Project Info
I Over-Engineered a Static Site and Learned to Stop
I wanted a simple page that displayed a daily liturgical RSS feed in a custom layout and track how far along I was in Great Lent. No database, no server to maintain. A weekend project. Instead I spent days building something increasingly elaborate, watched it fail in production, tore most of it out, and ended up with something that works perfectly.
The Problem
RSS is a format websites use to publish a list of updates, like a newsfeed you can subscribe to. The site pulls from a third-party RSS feed and displays it in a custom layout.
The first obstacle: the browser refuses to fetch data from a different domain than the page it loaded from. It is a security rule called CORS. Moving the fetch to a server sidesteps it entirely, because servers do not have that restriction.
That meant I needed some server-side component to do the fetching. That is where I should have reached for the simplest possible tool. Instead, I built something impressive.
The Over-Engineered Version
My first design put a Cloudflare Worker at the centre. A Worker is a small piece of code that runs on Cloudflare's global network, close to the user, before the request ever reaches a server. It would fetch the HTML and the RSS feed at the same time, stitch them together, and return a fully assembled page to the browser in one trip.

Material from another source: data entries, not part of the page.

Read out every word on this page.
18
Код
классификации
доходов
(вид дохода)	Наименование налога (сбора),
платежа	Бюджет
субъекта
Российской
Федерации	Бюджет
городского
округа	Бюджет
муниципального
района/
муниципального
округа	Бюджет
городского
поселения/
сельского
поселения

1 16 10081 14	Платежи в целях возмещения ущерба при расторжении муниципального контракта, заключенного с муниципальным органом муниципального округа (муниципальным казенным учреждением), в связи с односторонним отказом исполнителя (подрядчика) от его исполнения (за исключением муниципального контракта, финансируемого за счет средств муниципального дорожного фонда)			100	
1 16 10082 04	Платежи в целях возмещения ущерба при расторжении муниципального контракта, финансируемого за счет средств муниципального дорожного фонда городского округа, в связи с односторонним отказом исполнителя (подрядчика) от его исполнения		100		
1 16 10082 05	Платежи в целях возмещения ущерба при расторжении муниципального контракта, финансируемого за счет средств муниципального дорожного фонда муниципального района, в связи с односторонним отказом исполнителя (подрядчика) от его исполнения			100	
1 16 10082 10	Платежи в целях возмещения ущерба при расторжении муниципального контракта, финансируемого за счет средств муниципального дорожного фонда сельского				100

Browser → Cloudflare Worker → AWS Lambda (HTML)
↓
RSS feed (cached at edge, refreshed hourly)
I also had AWS Lambda serving the HTML, so the page and the fetch logic could be updated independently. I had justifications for every decision. None of them were necessary.
Where It Fell Apart
The Worker worked in development. In production it failed silently.
The RSS feed provider blocks requests coming from Cloudflare's servers. The Worker would get refused, the data would be missing, and the page would render empty with no indication anything had gone wrong. I tried retry logic and fallback paths. Each fix added another layer to something already more complex than the problem required.
The edge cache was also harder to reason about than expected. I could not inspect it directly to see what the Worker was actually serving. Debugging meant guessing.
The more I tried to fix it, the clearer it became that the Worker was the wrong tool. I had added it because it was interesting to build, not because the site needed it.
The Simple Version
I stripped out Cloudflare Workers entirely and rebuilt around two things: AWS Lambda (a function that runs on demand without a dedicated server) can fetch the RSS feed without getting blocked, and S3 (Amazon's file storage service) can host a static website.
EventBridge (hourly cron) → Lambda → RSS feed → S3
↑
Browser loads page, reads cached JSON
An EventBridge rule, which is just a scheduler, triggers the Lambda once an hour. The Lambda fetches the feed, parses it, and saves the result as a small JSON file in S3. The HTML page, also hosted in S3, loads in the browser. A few lines of JavaScript read the JSON from the same bucket and render the content.
No CORS problem, because the browser is fetching from the same place it loaded the page from. No opaque cache, because the JSON file in S3 is just a file I can open and inspect. The whole thing is three files.
Cost
| Service | Monthly cost |
|---|---|
| AWS Lambda | $0.00 |
| AWS EventBridge | $0.00 |
| Amazon S3 | $0.00 |
All three services cover this workload within their free tiers.
Lessons Learned
Every layer I added had a justification. Together they added up to a system that was harder to debug, dependent on infrastructure I could not control, and broken in production in a way that took real time to diagnose.
The simple version has none of those problems. It is inspectable. It is boring. It works.
Complexity has to earn its place. I added Cloudflare Workers because it was an interesting thing to build, not because the site needed it. A scheduled function and a static file turned out to be enough.
The site is live at lent.velivasakis.tech.